Figure 5–17 LC transmit state machine.

5.10 Summary

The link control layer is responsible for managing device discoverability, establishing connections, and once connected, maintaining the various on-air links. It does this through a set of state machines, which drive the baseband through the following stages to establish links:

• Host requests an inquiry.
• Inquiry is sent using the inquiry hopping sequence.

Figure 5–18 LC receive state machine.

• Inquiry scanning devices respond to the inquiry scan with FHS packets which contain all the information needed to connect with them.
• The contents of the FHS packets are passed back to the host.
• The host requests connection to one of the devices that responded to the inquiry.
• Paging is used to initiate a connection with the selected device.
• If the selected device is page scanning, it responds to the page.
• If the page scanning device accepts the connection, it will begin hopping using the Master’s frequency hopping sequence and timing.

The control of links rests with the local device. Although the Master governs when devices may transmit once connected, it is up to a device to allow itself to be connected with. If a device does not make itself discoverable by inquiry scanning, it cannot be found. If it does not make itself connectable by page scanning, it cannot be linked with, and once in a connection, it is free to disconnect without warning at any time.

Once a baseband link is established, the Master and Slave can exchange roles, so that Slave becomes Master and Master becomes Slave.

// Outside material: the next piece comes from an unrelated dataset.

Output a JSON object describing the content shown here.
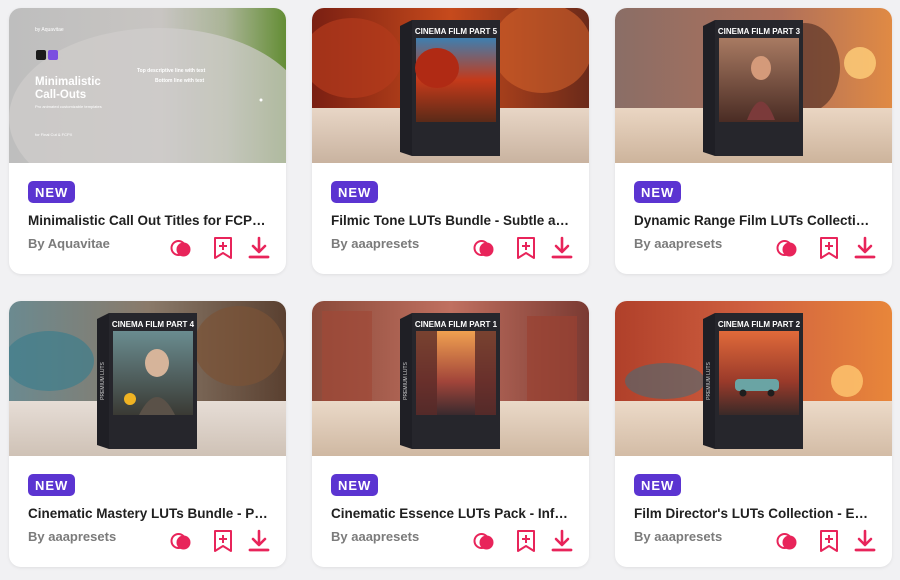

The baseband links are used to carry link management traffic, voice traffic (on SCO links), and data traffic (on ACL links).

Mechanisms are also included to support multiple piconets and the exchange of Master and Slave roles between communicating devices, together with several low power periodic operating modes.

The Link Control and Baseband work very closely together, and careful consideration must be given to the overall system design and partitioning for an optimal solution.